9. The apparatus of claim 8, wherein the personality profile is a financially personality profile that is generated in accordance with the user answering one or more questions via a web interface.

10. The apparatus of claim 8, wherein:

execution of the processor-executable code further causes the apparatus to update the personality profile based on tracking the spending and/or cash flow; and

the personality profile used for predicting the one or more financial events is the updated personality profile.

11. The method of claim 8, wherein the user data includes user location information over a period of time, user content consumption habits, and/or user demographic information.

12. The apparatus of claim 8, wherein the one or more actions include:

adjusting a savings rate, a 401K contribution rate, and/or an investment strategy;

limiting use of one or more financial instruments at a geographic location, for one or more types of items, and/or at one or more merchants; and/or

limiting an amount that can be spent or withdrawn via the one or more financial instruments.

13. The apparatus of claim 8, wherein the current emotional state is determined via user input and/or one or both of the tracked spending or cash flow.

14. The apparatus of claim 8, wherein:

the current emotional is determined via an emotional state machine learning model;

the one or more financial events are predicted via a financial events machine learning model; and

the one or more actions are autonomously performed via an action machine learning model.

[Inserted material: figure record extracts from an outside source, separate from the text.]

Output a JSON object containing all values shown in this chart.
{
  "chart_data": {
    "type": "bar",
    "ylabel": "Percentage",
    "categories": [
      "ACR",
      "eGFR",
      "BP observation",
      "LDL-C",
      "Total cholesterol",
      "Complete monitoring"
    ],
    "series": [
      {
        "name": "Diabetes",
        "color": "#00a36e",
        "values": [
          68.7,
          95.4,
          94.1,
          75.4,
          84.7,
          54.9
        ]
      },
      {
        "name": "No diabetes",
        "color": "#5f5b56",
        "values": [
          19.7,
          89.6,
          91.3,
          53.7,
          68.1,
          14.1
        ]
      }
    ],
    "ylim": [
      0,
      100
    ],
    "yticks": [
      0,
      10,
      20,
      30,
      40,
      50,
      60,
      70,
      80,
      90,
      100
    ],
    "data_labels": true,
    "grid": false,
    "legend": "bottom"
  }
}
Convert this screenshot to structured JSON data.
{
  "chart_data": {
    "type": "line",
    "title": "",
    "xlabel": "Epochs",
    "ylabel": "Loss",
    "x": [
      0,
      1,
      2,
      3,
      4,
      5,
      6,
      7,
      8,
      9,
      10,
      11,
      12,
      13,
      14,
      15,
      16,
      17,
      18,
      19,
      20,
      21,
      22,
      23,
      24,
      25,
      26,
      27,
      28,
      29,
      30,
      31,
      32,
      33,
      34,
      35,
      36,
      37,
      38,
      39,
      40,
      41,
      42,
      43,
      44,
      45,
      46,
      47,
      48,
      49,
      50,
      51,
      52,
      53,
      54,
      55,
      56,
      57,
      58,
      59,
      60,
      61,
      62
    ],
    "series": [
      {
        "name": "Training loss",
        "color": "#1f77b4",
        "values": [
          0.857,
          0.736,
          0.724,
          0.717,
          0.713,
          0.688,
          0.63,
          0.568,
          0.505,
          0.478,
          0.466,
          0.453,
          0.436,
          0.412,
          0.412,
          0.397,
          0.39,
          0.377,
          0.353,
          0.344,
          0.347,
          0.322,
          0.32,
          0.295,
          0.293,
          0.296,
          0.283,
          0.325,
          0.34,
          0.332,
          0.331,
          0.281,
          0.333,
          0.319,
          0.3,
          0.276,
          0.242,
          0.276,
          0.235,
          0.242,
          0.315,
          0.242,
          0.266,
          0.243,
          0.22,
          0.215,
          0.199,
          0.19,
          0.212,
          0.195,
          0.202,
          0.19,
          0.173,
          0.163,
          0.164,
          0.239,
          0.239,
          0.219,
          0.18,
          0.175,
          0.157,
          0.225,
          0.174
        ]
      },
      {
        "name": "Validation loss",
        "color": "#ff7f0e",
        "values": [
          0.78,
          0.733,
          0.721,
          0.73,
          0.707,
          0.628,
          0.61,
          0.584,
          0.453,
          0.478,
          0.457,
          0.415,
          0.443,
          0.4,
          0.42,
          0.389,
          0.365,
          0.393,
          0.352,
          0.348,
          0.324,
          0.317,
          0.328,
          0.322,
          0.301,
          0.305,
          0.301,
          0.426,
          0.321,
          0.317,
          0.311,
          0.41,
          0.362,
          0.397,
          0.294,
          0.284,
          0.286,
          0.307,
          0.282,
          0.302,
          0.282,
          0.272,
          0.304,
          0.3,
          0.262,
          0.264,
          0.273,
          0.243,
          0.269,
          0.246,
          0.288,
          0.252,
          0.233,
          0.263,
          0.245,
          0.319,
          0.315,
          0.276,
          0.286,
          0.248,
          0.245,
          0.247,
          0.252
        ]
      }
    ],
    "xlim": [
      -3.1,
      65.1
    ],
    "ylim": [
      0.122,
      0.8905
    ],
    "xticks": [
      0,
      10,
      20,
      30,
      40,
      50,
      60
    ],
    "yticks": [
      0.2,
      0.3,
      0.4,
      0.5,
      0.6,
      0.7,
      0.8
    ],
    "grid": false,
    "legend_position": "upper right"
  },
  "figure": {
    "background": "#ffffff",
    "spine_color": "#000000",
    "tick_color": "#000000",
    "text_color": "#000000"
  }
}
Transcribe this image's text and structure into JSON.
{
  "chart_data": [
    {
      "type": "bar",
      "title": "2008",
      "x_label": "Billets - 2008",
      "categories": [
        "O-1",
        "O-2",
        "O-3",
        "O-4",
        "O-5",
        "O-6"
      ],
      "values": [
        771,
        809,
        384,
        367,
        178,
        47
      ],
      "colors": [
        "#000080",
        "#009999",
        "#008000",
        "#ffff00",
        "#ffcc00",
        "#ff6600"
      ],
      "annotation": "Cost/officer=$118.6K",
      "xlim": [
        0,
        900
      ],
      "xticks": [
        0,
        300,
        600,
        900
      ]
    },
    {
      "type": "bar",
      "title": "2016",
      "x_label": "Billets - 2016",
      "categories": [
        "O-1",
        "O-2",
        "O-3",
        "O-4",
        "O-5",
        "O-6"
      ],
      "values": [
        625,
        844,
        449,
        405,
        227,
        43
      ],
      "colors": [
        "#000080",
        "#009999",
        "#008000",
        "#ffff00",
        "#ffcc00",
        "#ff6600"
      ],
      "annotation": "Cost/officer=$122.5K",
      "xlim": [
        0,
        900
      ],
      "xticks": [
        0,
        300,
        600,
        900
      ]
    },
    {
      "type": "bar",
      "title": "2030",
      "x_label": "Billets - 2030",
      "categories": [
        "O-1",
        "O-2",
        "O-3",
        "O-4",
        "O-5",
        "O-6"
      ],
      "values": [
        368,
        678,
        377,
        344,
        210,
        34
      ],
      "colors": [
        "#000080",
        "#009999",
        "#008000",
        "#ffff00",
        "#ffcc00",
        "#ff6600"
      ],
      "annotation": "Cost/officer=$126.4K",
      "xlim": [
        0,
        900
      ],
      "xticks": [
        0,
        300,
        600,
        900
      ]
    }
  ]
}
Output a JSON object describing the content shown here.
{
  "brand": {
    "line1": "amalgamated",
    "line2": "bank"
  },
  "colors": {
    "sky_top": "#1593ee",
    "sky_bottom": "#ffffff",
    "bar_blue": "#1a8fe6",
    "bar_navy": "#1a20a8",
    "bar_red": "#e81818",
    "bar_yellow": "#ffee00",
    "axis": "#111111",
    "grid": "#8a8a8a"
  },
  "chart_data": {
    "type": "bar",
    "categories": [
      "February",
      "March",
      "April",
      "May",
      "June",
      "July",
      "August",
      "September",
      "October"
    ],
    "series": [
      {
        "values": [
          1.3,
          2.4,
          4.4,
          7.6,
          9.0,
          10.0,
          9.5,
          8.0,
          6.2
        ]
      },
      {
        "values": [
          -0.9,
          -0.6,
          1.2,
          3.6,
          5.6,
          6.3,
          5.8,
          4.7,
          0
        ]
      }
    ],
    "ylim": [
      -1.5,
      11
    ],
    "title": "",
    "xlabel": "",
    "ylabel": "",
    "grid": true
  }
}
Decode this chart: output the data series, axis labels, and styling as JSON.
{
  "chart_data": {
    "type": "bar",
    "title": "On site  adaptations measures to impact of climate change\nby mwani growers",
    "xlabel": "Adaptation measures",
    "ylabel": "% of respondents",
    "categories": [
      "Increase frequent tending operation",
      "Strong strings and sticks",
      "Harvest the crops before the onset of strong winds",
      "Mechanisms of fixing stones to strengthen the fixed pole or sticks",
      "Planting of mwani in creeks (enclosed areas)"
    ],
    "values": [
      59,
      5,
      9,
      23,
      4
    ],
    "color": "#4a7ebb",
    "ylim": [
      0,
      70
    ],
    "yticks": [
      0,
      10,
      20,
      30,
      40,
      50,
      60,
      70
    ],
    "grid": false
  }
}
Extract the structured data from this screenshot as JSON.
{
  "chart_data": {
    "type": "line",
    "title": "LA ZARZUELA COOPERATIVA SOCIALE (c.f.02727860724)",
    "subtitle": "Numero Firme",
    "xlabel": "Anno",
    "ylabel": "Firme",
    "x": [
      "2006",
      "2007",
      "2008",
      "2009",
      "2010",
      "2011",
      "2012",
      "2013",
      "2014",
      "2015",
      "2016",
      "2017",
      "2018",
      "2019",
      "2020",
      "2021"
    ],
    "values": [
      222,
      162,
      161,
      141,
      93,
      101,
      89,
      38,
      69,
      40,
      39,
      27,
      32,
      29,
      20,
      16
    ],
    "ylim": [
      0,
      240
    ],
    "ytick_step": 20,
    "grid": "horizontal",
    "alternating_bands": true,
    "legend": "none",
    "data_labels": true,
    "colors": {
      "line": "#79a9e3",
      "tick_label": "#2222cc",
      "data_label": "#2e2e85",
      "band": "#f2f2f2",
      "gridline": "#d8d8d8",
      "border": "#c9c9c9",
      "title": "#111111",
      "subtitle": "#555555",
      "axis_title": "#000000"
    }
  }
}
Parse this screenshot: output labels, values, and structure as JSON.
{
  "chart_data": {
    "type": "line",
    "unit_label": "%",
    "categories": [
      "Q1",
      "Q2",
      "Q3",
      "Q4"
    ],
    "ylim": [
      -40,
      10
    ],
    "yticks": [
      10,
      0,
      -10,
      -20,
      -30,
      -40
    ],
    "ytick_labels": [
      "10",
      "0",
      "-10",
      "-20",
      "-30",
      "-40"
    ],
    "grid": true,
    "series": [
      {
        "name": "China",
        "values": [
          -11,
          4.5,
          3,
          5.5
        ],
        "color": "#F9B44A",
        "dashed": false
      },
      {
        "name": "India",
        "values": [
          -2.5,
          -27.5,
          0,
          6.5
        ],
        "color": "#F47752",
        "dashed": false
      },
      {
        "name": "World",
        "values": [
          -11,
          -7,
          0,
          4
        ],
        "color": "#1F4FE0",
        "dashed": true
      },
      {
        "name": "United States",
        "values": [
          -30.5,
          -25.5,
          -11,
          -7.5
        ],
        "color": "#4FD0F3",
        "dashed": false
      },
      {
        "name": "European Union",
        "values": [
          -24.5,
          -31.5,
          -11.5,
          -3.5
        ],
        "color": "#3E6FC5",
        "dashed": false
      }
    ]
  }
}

15. A non-transitory computer-readable medium having program code recorded thereon for autonomous decision making, the program code executed by one or more processors and comprising:

program code to generate a personality profile for a user;

program code to track spending and/or cash flow of the user;

program code to determine a current emotional state of the user;

program code to predict one or more financial events corresponding to the user in accordance with the personality profile, the tracked spending and/or cash flow, user data, and/or the current emotional state; and

program code to autonomously perform one or more actions associated with one or more financial accounts of the user in accordance with predicting the one or more financial events.

16. The non-transitory computer-readable medium of claim 15, wherein the personality profile is a financially personality profile that is generated in accordance with the user answering one or more questions via a web interface.

17. The non-transitory computer-readable medium of claim 15, wherein:

the program code further comprises program code to update the personality profile based on tracking the spending and/or cash flow; and

the personality profile used for predicting the one or more financial events is the updated personality profile.

18. The non-transitory computer-readable medium of claim 15, wherein the user data includes user location information over a period of time, user content consumption habits, and/or user demographic information.

19. The non-transitory computer-readable medium of claim 15, wherein the one or more actions include:

adjusting a savings rate, a 401K contribution rate, and/or an investment strategy;

limiting use of one or more financial instruments at a geographic location, for one or more types of items, and/or at one or more merchants; and/or

limiting an amount that can be spent or withdrawn via the one or more financial instruments.

20. The non-transitory computer-readable medium of claim 15, wherein the current emotional state is determined via user input and/or one or both of the tracked spending or cash flow.